McKay will begin an accelerated master’s degree in applied economic management next year as she finishes her undergraduate degrees. After wrapping up her master’s degree in her fifth year, she hopes to spend a few years working in agribusiness before pursuing a career in agricultural policy.
While on the Presidential Global Scholars educational abroad experience, Williams did a group research project on sex trafficking in Europe. The paper piqued his passion for fighting human trafficking and slavery.
Working with two other University Honors students, the team won first and second place in a Challenge Slavery contest organized by the U.S. Agency for International Development USAID and partnering agencies. They launched the first place idea, AboliShop – a Web browser extension that allows online consumers to check their cart to identify products that likely used forced or exploitative labor in their manufacturing or distribution.
Through the content, Williams was able to visit the White House to talk about anti-trafficking technologies and the experience prompted him to apply for the Truman Scholarship. “Meeting the government officials that were working against human trafficking around the world and seeing the seemingly endless compassion they maintained for this issue while still working in the public sector was such a blessing,” Williams said. “A select few also specifically demonstrated how their faiths interfaced with this work, and I was encouraged to see other Christians working specifically against the oppression I feel it's so vital for the church to respond to. I was inspired by these men and women to follow suit.”
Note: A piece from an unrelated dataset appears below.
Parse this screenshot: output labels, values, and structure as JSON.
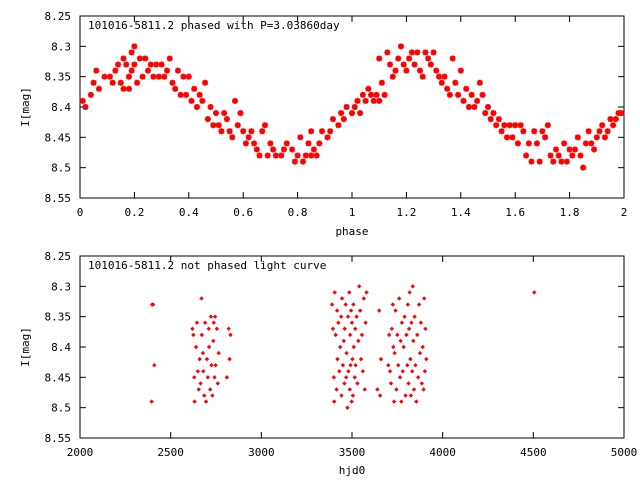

“He was not just conceptual in his concerns and passions,” said Jeff Noble, lead pastor at Northstar Church. “I’ve noticed that much of his generation think that they can ‘like’ a cause on Facebook or social media and feel like they’ve done ‘something. In contrast, Wes organized, mobilizes, and acts on issues in order to pragmatically meet needs and improve how systems work to serve people.”
After graduation, Williams plans to pursue a joint law and master’s of business administration degree. He also plans to continue development of an anti-trafficking non-profit called Tiplabs that will house ideas such as AboliShop that use innovative technologies to fight human trafficking.